Parallel Session G

Publication Bias

Moderator: Iain Chalmers, James Lind Initiative, Oxford, UK

Anne Brice and Iain Chalmers
James Lind Initiative, Summertown Pavilion, Middle Way, Oxford OX2 7LG, UK

Background:In an applied field of research such as health care reporting biases can result in avoidable morbidity and mortality and waste of resources. Reporting biases result principally from biased decisions to submit reports for publication by research sponsors and researchers. However, some journals also play a part by explicitly or implicitly discouraging submission of studies with statistically inconclusive results.  

Aim:  To assess the extent to which healthcare journals encourage or discourage authors to submit reports of scientifically robust research which has addressed important questions, regardless of the direction or strength of the results.
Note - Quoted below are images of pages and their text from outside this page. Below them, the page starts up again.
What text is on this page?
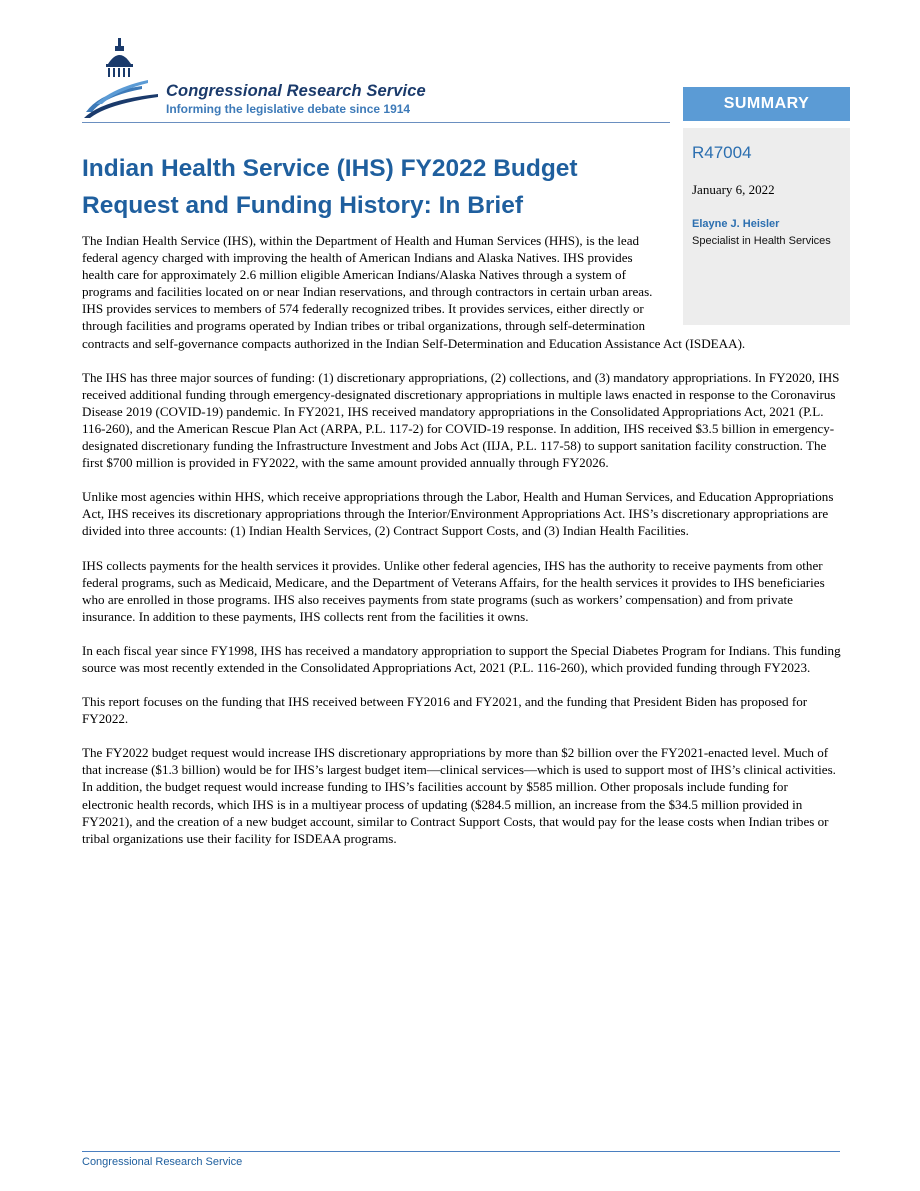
Congressional Research Service
Informing the legislative debate since 1914	SUMMARY
R47004
January 6, 2022
Elayne J. Heisler
Specialist in Health Services
Indian Health Service (IHS) FY2022 Budget Request and Funding History: In Brief

The Indian Health Service (IHS), within the Department of Health and Human Services (HHS), is the lead federal agency charged with improving the health of American Indians and Alaska Natives. IHS provides health care for approximately 2.6 million eligible American Indians/Alaska Natives through a system of programs and facilities located on or near Indian reservations, and through contractors in certain urban areas. IHS provides services to members of 574 federally recognized tribes. It provides services, either directly or through facilities and programs operated by Indian tribes or tribal organizations, through self-determination contracts and self-governance compacts authorized in the Indian Self-Determination and Education Assistance Act (ISDEAA).

The IHS has three major sources of funding: (1) discretionary appropriations, (2) collections, and (3) mandatory appropriations. In FY2020, IHS received additional funding through emergency-designated discretionary appropriations in multiple laws enacted in response to the Coronavirus Disease 2019 (COVID-19) pandemic. In FY2021, IHS received mandatory appropriations in the Consolidated Appropriations Act, 2021 (P.L. 116-260), and the American Rescue Plan Act (ARPA, P.L. 117-2) for COVID-19 response. In addition, IHS received $3.5 billion in emergency-designated discretionary funding the Infrastructure Investment and Jobs Act (IIJA, P.L. 117-58) to support sanitation facility construction. The first $700 million is provided in FY2022, with the same amount provided annually through FY2026.

Unlike most agencies within HHS, which receive appropriations through the Labor, Health and Human Services, and Education Appropriations Act, IHS receives its discretionary appropriations through the Interior/Environment Appropriations Act. IHS’s discretionary appropriations are divided into three accounts: (1) Indian Health Services, (2) Contract Support Costs, and (3) Indian Health Facilities.

IHS collects payments for the health services it provides. Unlike other federal agencies, IHS has the authority to receive payments from other federal programs, such as Medicaid, Medicare, and the Department of Veterans Affairs, for the health services it provides to IHS beneficiaries who are enrolled in those programs. IHS also receives payments from state programs (such as workers’ compensation) and from private insurance. In addition to these payments, IHS collects rent from the facilities it owns.

In each fiscal year since FY1998, IHS has received a mandatory appropriation to support the Special Diabetes Program for Indians. This funding source was most recently extended in the Consolidated Appropriations Act, 2021 (P.L. 116-260), which provided funding through FY2023.

This report focuses on the funding that IHS received between FY2016 and FY2021, and the funding that President Biden has proposed for FY2022.

The FY2022 budget request would increase IHS discretionary appropriations by more than $2 billion over the FY2021-enacted level. Much of that increase ($1.3 billion) would be for IHS’s largest budget item—clinical services—which is used to support most of IHS’s clinical activities. In addition, the budget request would increase funding to IHS’s facilities account by $585 million. Other proposals include funding for electronic health records, which IHS is in a multiyear process of updating ($284.5 million, an increase from the $34.5 million provided in FY2021), and the creation of a new budget account, similar to Contract Support Costs, that would pay for the lease costs when Indian tribes or tribal organizations use their facility for ISDEAA programs.

Congressional Research Service
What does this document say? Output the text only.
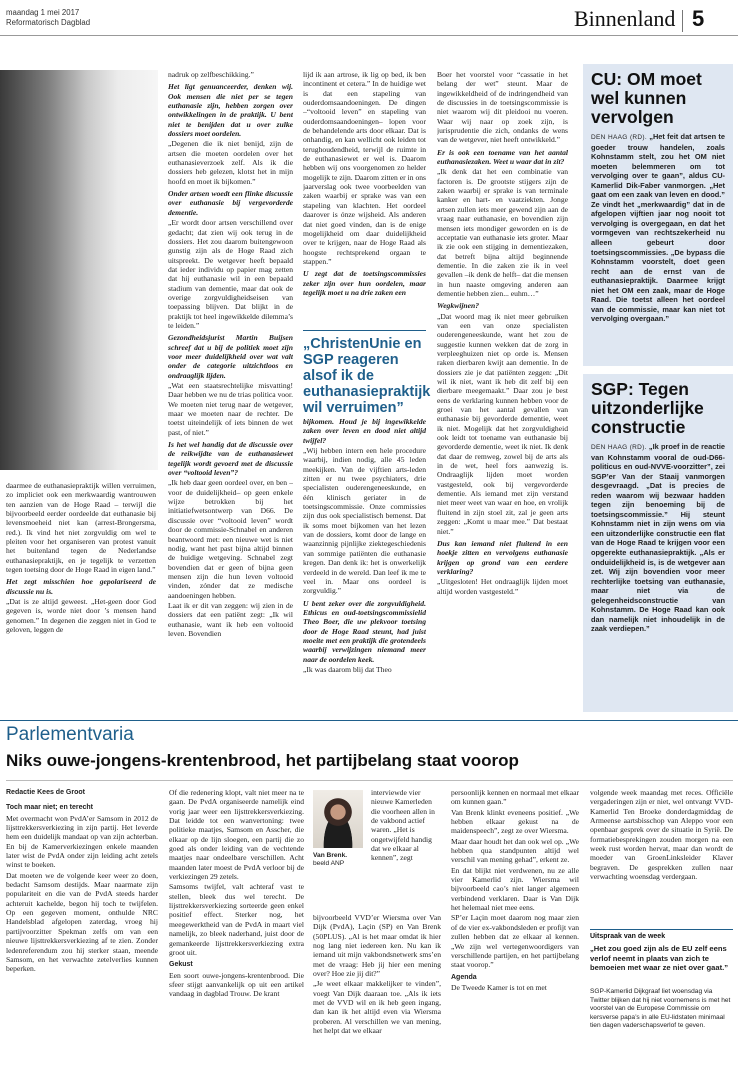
maandag 1 mei 2017
Reformatorisch Dagblad	Binnenland 5

daarmee de euthanasiepraktijk willen verruimen, zo impliciet ook een merkwaardig wantrouwen ten aanzien van de Hoge Raad – terwijl die bijvoorbeeld eerder oordeelde dat euthanasie bij levensmoeheid niet kan (arrest-Brongersma, red.). Ik vind het niet zorgvuldig om wel te pleiten voor het organiseren van protest vanuit het buitenland tegen de Nederlandse euthanasiepraktijk, en je tegelijk te verzetten tegen toetsing door de Hoge Raad in eigen land.”

Het zegt misschien hoe gepolariseerd de discussie nu is.

„Dat is ze altijd geweest. „Het-geen door God gegeven is, worde niet door ’s mensen hand genomen.” In degenen die zeggen niet in God te geloven, leggen de

nadruk op zelfbeschikking.”

Het ligt genuanceerder, denken wij. Ook mensen die niet per se tegen euthanasie zijn, hebben zorgen over ontwikkelingen in de praktijk. U bent niet te benijden dat u over zulke dossiers moet oordelen.

„Degenen die ik niet benijd, zijn de artsen die moeten oordelen over het euthanasieverzoek zelf. Als ik die dossiers heb gelezen, klotst het in mijn hoofd en moet ik bijkomen.”

Onder artsen woedt een flinke discussie over euthanasie bij vergevorderde dementie.

„Er wordt door artsen verschillend over gedacht; dat zien wij ook terug in de dossiers. Het zou daarom buitengewoon gunstig zijn als de Hoge Raad zich uitspreekt. De wetgever heeft bepaald dat ieder individu op papier mag zetten dat hij euthanasie wil in een bepaald stadium van dementie, maar dat ook de overige zorgvuldigheidseisen van toepassing blijven. Dat blijkt in de praktijk tot heel ingewikkelde dilemma’s te leiden.”

Gezondheidsjurist Martin Buijsen schreef dat u bij de politiek moet zijn voor meer duidelijkheid over wat valt onder de categorie uitzichtloos en ondraaglijk lijden.

„Wat een staatsrechtelijke misvatting! Daar hebben we nu de trias politica voor. We moeten niet terug naar de wetgever, maar we moeten naar de rechter. De toetst uiteindelijk of iets binnen de wet past, of niet.”

Is het wel handig dat de discussie over de reikwijdte van de euthanasiewet tegelijk wordt gevoerd met de discussie over “voltooid leven”?

„Ik heb daar geen oordeel over, en ben –voor de duidelijkheid– op geen enkele wijze betrokken bij het initiatiefwetsontwerp van D66. De discussie over “voltooid leven” wordt door de commissie-Schnabel en anderen beantwoord met: een nieuwe wet is niet nodig, want het past bijna altijd binnen de huidige wetgeving. Schnabel zegt bovendien dat er geen of bijna geen mensen zijn die hun leven voltooid vinden, zónder dat ze medische aandoeningen hebben.

Laat ik er dit van zeggen: wij zien in de dossiers dat een patiënt zegt: „Ik wil euthanasie, want ik heb een voltooid leven. Bovendien

lijd ik aan artrose, ik lig op bed, ik ben incontinent et cetera.” In de huidige wet is dat een stapeling van ouderdomsaandoeningen. De dingen –“voltooid leven” en stapeling van ouderdomsaandoeningen– lopen voor de behandelende arts door elkaar. Dat is onhandig, en kan wellicht ook leiden tot terughoudendheid, terwijl de ruimte in de euthanasiewet er wel is. Daarom hebben wij ons voorgenomen zo helder mogelijk te zijn. Daarom zitten er in ons jaarverslag ook twee voorbeelden van zaken waarbij er sprake was van een stapeling van klachten. Het oordeel daarover is ónze wijsheid. Als anderen dat niet goed vinden, dan is de enige mogelijkheid om daar duidelijkheid over te krijgen, naar de Hoge Raad als hoogste rechtsprekend orgaan te stappen.”

U zegt dat de toetsingscommissies zeker zijn over hun oordelen, maar tegelijk moet u na drie zaken een

„ChristenUnie en SGP reageren alsof ik de euthanasiepraktijk wil verruimen”

bijkomen. Houd je bij ingewikkelde zaken over leven en dood niet altijd twijfel?

„Wij hebben intern een hele procedure waarbij, indien nodig, alle 45 leden meekijken. Van de vijftien arts-leden zitten er nu twee psychiaters, drie specialisten ouderengeneeskunde, en één klinisch geriater in de toetsingscommissie. Onze commissies zijn dus ook specialistisch bemenst. Dat ik soms moet bijkomen van het lezen van de dossiers, komt door de lange en waanzinnig pijnlijke ziektegeschiedenis van sommige patiënten die euthanasie kregen. Dan denk ik: het is onwerkelijk verdeeld in de wereld. Dan leef ik me te veel in. Maar ons oordeel is zorgvuldig.”

U bent zeker over die zorgvuldigheid. Ethicus en oud-toetsingscommissielid Theo Boer, die uw plekvoor toetsing door de Hoge Raad steunt, had juist moeite met een praktijk die grotendeels waarbij verwijzingen niemand meer naar de oordelen keek.

„Ik was daarom blij dat Theo

Boer het voorstel voor “cassatie in het belang der wet” steunt. Maar de ingewikkeldheid of de indringendheid van de discussies in de toetsingscommissie is niet waarom wij dit pleidooi nu voeren. Waar wij naar op zoek zijn, is jurisprudentie die zich, ondanks de wens van de wetgever, niet heeft ontwikkeld.”

Er is ook een toename van het aantal euthanasiezaken. Weet u waar dat in zit?

„Ik denk dat het een combinatie van factoren is. De grootste stijgers zijn de zaken waarbij er sprake is van terminale kanker en hart- en vaatziekten. Jonge artsen zullen iets meer gewend zijn aan de vraag naar euthanasie, en bovendien zijn mensen iets mondiger geworden en is de acceptatie van euthanasie iets groter. Maar ik zie ook een stijging in dementiezaken, dat betreft bijna altijd beginnende dementie. In die zaken zie ik in veel gevallen –ik denk de helft– dat die mensen in hun naaste omgeving anderen aan dementie hebben zien... euhm…”

Wegkwijnen?

„Dat woord mag ik niet meer gebruiken van een van onze specialisten ouderengeneeskunde, want het zou de suggestie kunnen wekken dat de zorg in verpleeghuizen niet op orde is. Mensen raken dierbaren kwijt aan dementie. In de dossiers zie je dat patiënten zeggen: „Dit wil ik niet, want ik heb dit zelf bij een dierbare meegemaakt.” Daar zou je best eens de verklaring kunnen hebben voor de groei van het aantal gevallen van euthanasie bij gevorderde dementie, weet ik niet. Mogelijk dat het zorgvuldigheid ook leidt tot toename van euthanasie bij gevorderde dementie, weet ik niet. Ik denk dat daar de remweg, zowel bij de arts als in de wet, heel fors aanwezig is. Ondraaglijk lijden moet worden vastgesteld, ook bij vergevorderde dementie. Als iemand met zijn verstand niet meer weet van waar en hoe, en vrolijk fluitend in zijn stoel zit, zal je geen arts zeggen: „Komt u maar mee.” Dat bestaat niet.”

Dus kan iemand niet fluitend in een hoekje zitten en vervolgens euthanasie krijgen op grond van een eerdere verklaring?

„Uitgesloten! Het ondraaglijk lijden moet altijd worden vastgesteld.”

CU: OM moet wel kunnen vervolgen
DEN HAAG (RD). „Het feit dat artsen te goeder trouw handelen, zoals Kohnstamm stelt, zou het OM niet moeten belemmeren om tot vervolging over te gaan”, aldus CU-Kamerlid Dik-Faber vanmorgen. „Het gaat om een zaak van leven en dood.” Ze vindt het „merkwaardig” dat in de afgelopen vijftien jaar nog nooit tot vervolging is overgegaan, en dat het vormgeven van rechtszekerheid nu alleen gebeurt door toetsingscommissies. „De bypass die Kohnstamm voorstelt, doet geen recht aan de ernst van de euthanasiepraktijk. Daarmee krijgt niet het OM een zaak, maar de Hoge Raad. Die toetst alleen het oordeel van de commissie, maar kan niet tot vervolging overgaan.”
SGP: Tegen uitzonderlijke constructie
DEN HAAG (RD). „Ik proef in de reactie van Kohnstamm vooral de oud-D66-politicus en oud-NVVE-voorzitter”, zei SGP’er Van der Staaij vanmorgen desgevraagd. „Dat is precies de reden waarom wij bezwaar hadden tegen zijn benoeming bij de toetsingscommissie.” Hij steunt Kohnstamm niet in zijn wens om via een uitzonderlijke constructie een flat van de Hoge Raad te krijgen voor een opgerekte euthanasiepraktijk. „Als er onduidelijkheid is, is de wetgever aan zet. Wij zijn bovendien voor meer rechterlijke toetsing van euthanasie, maar niet via de gelegenheidsconstructie van Kohnstamm. De Hoge Raad kan ook dan namelijk niet inhoudelijk in de zaak verdiepen.”
Parlementvaria
Niks ouwe-jongens-krentenbrood, het partijbelang staat voorop

Redactie Kees de Groot

Toch maar niet; en terecht

Met overmacht won PvdA’er Samsom in 2012 de lijsttrekkersverkiezing in zijn partij. Het leverde hem een duidelijk mandaat op van zijn achterban. En bij de Kamerverkiezingen enkele maanden later wist de PvdA onder zijn leiding acht zetels winst te boeken.

Dat moeten we de volgende keer weer zo doen, bedacht Samsom destijds. Maar naarmate zijn populariteit en die van de PvdA steeds harder achteruit kachelde, begon hij toch te twijfelen. Op een gegeven moment, onthulde NRC Handelsblad afgelopen zaterdag, vroeg hij partijvoorzitter Spekman zelfs om van een nieuwe lijsttrekkersverkiezing af te zien. Zonder ledenreferendum zou hij sterker staan, meende Samsom, en het verwachte zetelverlies kunnen beperken.

Of die redenering klopt, valt niet meer na te gaan. De PvdA organiseerde namelijk eind vorig jaar weer een lijsttrekkersverkiezing. Dat leidde tot een wanvertoning: twee politieke maatjes, Samsom en Asscher, die elkaar op de lijn sloegen, een partij die zo goed als onder leiding van de vechtende maatjes naar ondeelbare verschillen. Acht maanden later moest de PvdA verloor bij de verkiezingen 29 zetels.

Samsoms twijfel, valt achteraf vast te stellen, bleek dus wel terecht. De lijsttrekkersverkiezing sorteerde geen enkel positief effect. Sterker nog, het meegewerktheid van de PvdA in maart viel namelijk, zo bleek naderhand, juist door de gemankeerde lijsttrekkersverkiezing extra groot uit.

Gekust

Een soort ouwe-jongens-krentenbrood. Die sfeer stijgt aanvankelijk op uit een artikel vandaag in dagblad Trouw. De krant

Van Brenk.
beeld ANP

interviewde vier nieuwe Kamerleden die voorheen allen in de vakbond actief waren. „Het is ongetwijfeld handig dat we elkaar al kennen”, zegt

bijvoorbeeld VVD’er Wiersma over Van Dijk (PvdA), Laçin (SP) en Van Brenk (50PLUS). „Al is het maar omdat ik hier nog lang niet iedereen ken. Nu kan ik iemand uit mijn vakbondsnetwerk sms’en met de vraag: Heb jij hier een mening over? Hoe zie jij dit?”

„Je weet elkaar makkelijker te vinden”, voegt Van Dijk daaraan toe. „Als ik iets met de VVD wil en ik heb geen ingang, dan kan ik het altijd even via Wiersma proberen. Al verschillen we van mening, het helpt dat we elkaar

persoonlijk kennen en normaal met elkaar om kunnen gaan.”

Van Brenk klinkt eveneens positief. „We hebben elkaar gekust na de maidenspeech”, zegt ze over Wiersma.

Maar daar houdt het dan ook wel op. „We hebben qua standpunten altijd wel verschil van mening gehad”, erkent ze.

En dat blijkt niet verdwenen, nu ze alle vier Kamerlid zijn. Wiersma wil bijvoorbeeld cao’s niet langer algemeen verbindend verklaren. Daar is Van Dijk het helemaal niet mee eens.

SP’er Laçin moet daarom nog maar zien of de vier ex-vakbondsleden er profijt van zullen hebben dat ze elkaar al kennen. „We zijn wel vertegenwoordigers van verschillende partijen, en het partijbelang staat voorop.”

Agenda

De Tweede Kamer is tot en met

volgende week maandag met reces. Officiële vergaderingen zijn er niet, wel ontvangt VVD-Kamerlid Ten Broeke donderdagmiddag de Armeense aartsbisschop van Aleppo voor een openbaar gesprek over de situatie in Syrië. De formatiebesprekingen zouden morgen na een week rust worden hervat, maar dan wordt de moeder van GroenLinksleider Klaver begraven. De gesprekken zullen naar verwachting woensdag verdergaan.

Uitspraak van de week
„Het zou goed zijn als de EU zelf eens verlof neemt in plaats van zich te bemoeien met waar ze niet over gaat.”
SGP-Kamerlid Dijkgraaf liet woensdag via Twitter blijken dat hij niet voornemens is met het voorstel van de Europese Commissie om kersverse papa’s in alle EU-lidstaten minimaal tien dagen vaderschapsverlof te geven.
Methods:  We have selected for review journals covered by the MORE (McMaster Online Rating of Evidence) system. We have searched text on the websites of these journals to identify passages addressing the issue of reporting/publication bias.  

Findings: will be presented. 


Do medical journals help prevent publication bias by requiring trial registration?

Elizabeth Wager
Sideview, Princes Risborough, HP27 9DE, UK
in collaboration with the OPEN Consortium (Overcoming failure to Publish nEgative fiNdings)

Background:Registering clinical trials before they start can help reduce (or at least identify) non-publication and redundant publication. Trial registration can also prevent selective reporting (since trial designs on the register can be compared with published reports of findings). Some journals therefore refuse to publish trials that have not been properly registered. This initiative was led by the International Committee of Medical Journal Editors in 2004. However, not all journals require trial registration.

Aim: (1) To discover what proportion of journals require or encourage trial registration. (2) To discover editors’ reasons for not making registration a compulsory requirement for publication.

Methods:(1) Survey of journal instructions to authors. (2) Semi-structured interviews and qualitative analysis of findings.

Findings:will be presented.


Preventing publication bias: opinions of researchers and reviewers

Ana Marušić
Coeditor in Chief, Journal of Global Health; Department of Research in Biomedicine and Health, University of Split School of Medicine, Split, Croatia

Biases in study publication and outcome reporting are two major obstacles to evidence-based practice because they overestimate the effect of experimental treatments, can cause harm and are unethical. In recent years, the transparency of clinical trials has considerably increased with the establishment of public clinical trial registries and legislative changes in many countries. We explored the opinions of authors and reviewers of clinical research about their experiences with publication bias and potential solutions to the problem. The survey is planned within the framework of OPEN – Overcome failure to Publish nEgative fiNdings – grant from the FP7 HEALTH-2011 programme.